Мальчишка отшатнулся:
— Любила? Да? Чтоб хорошо было — в камеру…
— Ты знаешь?
— А что, тайна?
— Подожди, Жень, ты ведь не знаешь, почему она так. Может, ей жить негде было, есть нечего. Когда один, можно голодать и мерзнуть. А ребенку такой жизни не хочешь. Сам бы сорок раз умер за него. Может, она и отдала тебя, потому что хотела, чтобы ты жил. Понимаешь меня?
Алена говорила так твердо, что и себя почти убедила. Многословно приводила какие-то примеры, спохватывалась: уж очень нереальная вырисовывалась картина. Дурной мамаше хоть какое-то пособие полагалось, а как одиночке, еще доплачивали бы. Рублей семьдесят
Но ведь Женька этого не знал. Он слушал внимательно и теребил край клеенки в белых ромашках; нарисованные цветы морщились и коробились.
Перед Женькой как будто распахнулись двери — и там, за ними, было столько солнца, столько неба! Теперь он видел мать совсем другой, не такой, как мамаши, навещавшие его приятелей.

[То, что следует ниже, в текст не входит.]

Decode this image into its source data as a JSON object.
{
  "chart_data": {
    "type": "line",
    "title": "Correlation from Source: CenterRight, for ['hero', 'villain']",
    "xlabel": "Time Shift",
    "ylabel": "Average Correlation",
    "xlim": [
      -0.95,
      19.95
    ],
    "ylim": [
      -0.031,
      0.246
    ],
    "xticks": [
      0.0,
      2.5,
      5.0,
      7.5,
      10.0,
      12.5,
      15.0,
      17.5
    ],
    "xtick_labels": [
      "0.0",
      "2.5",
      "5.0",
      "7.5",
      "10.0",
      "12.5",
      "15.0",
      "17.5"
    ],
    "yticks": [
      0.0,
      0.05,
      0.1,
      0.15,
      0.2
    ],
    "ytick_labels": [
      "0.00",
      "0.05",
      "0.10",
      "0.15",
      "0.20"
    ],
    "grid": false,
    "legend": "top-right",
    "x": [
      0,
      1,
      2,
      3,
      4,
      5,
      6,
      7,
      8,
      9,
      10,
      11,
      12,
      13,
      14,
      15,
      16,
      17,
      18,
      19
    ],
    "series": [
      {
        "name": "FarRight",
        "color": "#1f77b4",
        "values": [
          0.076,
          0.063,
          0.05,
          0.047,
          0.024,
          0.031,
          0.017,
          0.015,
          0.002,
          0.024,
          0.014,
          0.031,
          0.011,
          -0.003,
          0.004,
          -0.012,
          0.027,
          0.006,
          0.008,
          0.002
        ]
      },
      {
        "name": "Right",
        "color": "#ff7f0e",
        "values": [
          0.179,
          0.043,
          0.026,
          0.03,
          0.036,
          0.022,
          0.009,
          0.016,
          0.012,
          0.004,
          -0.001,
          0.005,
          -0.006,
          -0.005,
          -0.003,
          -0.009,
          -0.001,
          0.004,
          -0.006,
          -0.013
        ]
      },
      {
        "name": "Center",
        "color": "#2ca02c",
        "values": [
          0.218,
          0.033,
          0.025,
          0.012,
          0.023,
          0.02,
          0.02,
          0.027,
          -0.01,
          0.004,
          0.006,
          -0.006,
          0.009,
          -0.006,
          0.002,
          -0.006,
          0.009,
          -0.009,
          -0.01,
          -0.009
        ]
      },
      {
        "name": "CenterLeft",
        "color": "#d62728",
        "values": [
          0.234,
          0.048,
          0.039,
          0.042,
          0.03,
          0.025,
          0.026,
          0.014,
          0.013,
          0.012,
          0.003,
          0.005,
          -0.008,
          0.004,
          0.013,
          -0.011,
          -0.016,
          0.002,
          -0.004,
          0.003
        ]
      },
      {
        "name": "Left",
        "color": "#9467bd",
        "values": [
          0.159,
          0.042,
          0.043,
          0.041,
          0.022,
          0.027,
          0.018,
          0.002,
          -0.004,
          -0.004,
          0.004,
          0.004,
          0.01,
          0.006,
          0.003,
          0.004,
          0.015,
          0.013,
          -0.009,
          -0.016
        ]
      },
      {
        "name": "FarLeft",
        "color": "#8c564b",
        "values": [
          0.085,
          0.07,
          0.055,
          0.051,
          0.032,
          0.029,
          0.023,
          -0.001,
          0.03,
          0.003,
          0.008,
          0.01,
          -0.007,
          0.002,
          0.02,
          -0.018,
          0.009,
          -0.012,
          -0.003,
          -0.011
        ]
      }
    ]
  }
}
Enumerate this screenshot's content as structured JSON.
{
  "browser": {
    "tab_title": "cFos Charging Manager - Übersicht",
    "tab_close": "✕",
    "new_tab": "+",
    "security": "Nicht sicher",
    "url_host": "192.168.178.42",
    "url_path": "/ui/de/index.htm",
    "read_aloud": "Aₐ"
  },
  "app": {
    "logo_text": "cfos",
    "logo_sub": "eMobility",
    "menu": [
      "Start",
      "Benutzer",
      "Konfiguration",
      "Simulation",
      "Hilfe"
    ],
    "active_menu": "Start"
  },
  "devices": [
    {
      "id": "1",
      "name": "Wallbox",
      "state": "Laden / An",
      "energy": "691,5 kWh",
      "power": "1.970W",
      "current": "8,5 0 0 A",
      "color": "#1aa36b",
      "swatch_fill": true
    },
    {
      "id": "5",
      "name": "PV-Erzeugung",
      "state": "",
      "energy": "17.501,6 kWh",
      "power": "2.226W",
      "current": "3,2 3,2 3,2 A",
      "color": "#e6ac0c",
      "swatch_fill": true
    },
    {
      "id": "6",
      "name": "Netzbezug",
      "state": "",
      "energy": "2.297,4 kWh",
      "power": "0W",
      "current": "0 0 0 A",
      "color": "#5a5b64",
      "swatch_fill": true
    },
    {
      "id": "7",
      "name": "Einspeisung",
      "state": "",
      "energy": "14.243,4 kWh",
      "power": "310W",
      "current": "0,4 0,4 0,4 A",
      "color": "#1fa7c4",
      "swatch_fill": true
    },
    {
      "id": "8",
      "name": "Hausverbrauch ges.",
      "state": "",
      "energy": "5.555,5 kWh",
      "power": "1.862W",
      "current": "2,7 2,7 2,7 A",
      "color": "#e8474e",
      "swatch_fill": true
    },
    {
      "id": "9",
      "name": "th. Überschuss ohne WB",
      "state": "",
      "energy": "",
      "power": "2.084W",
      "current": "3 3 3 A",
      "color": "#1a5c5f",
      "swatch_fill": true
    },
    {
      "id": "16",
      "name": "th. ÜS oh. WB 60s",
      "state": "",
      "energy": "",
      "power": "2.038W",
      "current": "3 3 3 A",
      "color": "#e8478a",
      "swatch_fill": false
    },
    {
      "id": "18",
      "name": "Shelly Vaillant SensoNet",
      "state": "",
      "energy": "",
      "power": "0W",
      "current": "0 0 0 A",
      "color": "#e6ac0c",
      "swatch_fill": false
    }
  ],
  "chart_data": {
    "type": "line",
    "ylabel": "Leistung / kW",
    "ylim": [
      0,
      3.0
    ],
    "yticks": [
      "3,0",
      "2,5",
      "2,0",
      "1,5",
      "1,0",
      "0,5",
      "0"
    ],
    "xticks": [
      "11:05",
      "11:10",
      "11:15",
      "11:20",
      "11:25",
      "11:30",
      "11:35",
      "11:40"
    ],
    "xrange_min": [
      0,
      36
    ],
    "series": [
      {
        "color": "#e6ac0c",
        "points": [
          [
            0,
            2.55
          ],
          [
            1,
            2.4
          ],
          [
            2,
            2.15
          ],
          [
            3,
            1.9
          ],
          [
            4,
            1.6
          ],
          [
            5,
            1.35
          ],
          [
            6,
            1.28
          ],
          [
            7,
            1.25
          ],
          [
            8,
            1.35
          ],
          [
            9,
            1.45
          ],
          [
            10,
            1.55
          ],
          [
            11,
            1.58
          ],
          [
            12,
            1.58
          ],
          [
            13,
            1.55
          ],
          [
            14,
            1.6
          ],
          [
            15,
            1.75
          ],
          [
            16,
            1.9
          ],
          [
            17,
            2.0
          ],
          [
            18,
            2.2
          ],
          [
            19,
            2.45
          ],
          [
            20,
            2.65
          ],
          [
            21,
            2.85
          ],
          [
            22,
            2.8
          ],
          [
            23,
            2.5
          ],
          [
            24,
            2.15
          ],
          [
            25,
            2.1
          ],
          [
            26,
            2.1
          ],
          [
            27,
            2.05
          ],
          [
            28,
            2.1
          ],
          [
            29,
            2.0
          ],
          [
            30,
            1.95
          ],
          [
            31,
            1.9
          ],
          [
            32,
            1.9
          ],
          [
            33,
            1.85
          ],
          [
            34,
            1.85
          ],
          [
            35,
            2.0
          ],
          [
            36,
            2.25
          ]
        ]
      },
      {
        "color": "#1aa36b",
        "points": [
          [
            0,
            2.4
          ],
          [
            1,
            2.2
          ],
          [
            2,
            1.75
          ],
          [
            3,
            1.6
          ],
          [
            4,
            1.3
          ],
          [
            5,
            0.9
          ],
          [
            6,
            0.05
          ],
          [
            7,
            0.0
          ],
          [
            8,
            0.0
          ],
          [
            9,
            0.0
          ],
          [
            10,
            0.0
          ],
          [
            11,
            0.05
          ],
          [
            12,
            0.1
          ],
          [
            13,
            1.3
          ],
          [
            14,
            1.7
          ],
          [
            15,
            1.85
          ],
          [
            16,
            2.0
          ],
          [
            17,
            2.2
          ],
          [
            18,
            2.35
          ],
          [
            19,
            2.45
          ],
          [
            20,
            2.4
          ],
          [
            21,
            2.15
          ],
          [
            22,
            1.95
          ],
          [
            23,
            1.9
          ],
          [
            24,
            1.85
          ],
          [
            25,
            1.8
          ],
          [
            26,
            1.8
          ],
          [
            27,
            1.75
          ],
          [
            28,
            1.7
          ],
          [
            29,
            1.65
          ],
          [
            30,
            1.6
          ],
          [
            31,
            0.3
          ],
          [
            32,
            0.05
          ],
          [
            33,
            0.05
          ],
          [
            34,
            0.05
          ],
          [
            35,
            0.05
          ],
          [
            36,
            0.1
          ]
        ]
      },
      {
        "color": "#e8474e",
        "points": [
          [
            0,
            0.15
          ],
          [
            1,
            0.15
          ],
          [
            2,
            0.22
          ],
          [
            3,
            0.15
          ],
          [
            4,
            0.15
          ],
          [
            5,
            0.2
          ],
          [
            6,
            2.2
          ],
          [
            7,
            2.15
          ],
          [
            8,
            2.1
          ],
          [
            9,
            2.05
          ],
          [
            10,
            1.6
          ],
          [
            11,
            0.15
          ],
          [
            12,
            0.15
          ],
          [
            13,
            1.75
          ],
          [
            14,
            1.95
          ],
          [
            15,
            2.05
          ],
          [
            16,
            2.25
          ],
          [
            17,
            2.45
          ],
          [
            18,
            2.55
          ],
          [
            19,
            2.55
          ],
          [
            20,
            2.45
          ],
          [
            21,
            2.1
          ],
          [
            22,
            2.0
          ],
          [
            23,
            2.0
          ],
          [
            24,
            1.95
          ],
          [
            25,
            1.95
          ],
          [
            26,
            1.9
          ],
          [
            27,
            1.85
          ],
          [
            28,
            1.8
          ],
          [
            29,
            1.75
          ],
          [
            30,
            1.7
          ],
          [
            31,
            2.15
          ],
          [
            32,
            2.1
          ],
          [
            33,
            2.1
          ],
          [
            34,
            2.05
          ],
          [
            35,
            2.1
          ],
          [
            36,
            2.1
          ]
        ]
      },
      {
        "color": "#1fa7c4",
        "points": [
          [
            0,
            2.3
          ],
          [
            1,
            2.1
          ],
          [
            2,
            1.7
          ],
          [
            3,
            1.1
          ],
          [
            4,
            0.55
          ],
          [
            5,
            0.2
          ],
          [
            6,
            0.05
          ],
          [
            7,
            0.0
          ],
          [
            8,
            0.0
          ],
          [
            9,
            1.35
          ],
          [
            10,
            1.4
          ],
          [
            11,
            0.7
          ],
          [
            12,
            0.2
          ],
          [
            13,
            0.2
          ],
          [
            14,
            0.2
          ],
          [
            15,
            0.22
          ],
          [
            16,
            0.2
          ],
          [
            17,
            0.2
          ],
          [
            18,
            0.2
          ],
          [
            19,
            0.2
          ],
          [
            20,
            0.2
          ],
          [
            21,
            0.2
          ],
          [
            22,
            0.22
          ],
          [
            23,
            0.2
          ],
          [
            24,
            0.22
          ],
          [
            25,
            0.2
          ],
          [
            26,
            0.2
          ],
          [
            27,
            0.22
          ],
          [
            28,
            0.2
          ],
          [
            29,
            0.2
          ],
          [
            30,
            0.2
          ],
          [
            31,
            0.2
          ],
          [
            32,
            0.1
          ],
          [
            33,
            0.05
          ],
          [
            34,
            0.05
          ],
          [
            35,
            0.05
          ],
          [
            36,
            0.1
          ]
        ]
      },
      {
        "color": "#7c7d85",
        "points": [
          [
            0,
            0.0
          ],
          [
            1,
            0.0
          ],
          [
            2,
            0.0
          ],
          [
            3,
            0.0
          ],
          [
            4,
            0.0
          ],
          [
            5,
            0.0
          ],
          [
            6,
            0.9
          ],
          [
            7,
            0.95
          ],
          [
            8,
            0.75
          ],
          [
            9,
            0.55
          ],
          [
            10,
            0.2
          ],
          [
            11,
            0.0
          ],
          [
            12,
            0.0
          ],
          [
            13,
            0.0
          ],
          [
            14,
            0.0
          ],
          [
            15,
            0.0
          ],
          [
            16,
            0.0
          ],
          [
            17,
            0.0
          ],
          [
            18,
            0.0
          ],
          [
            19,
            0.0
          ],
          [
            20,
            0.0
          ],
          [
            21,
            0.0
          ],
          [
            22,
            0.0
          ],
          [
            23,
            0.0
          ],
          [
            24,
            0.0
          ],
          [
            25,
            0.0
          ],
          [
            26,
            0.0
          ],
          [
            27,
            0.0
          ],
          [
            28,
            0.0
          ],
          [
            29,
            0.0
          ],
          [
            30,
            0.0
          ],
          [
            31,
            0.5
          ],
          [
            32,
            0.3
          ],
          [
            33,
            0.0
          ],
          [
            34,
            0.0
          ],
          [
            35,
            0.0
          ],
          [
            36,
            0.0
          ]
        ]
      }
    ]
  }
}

Молодые и потасканные, красивые и не очень, в кургузых пальтишках ли, в ярких ли курточках, а то и в телогрейках, стянутых накрест пуховым платком, — все они были какими-то пришибленными. Виновато топтались в фойе детдома, оставляя мокрые, грязные следы. Женщины приходили и в ясную погоду, но почему-то казалось, что почти всегда за ними тянется цепочка следов.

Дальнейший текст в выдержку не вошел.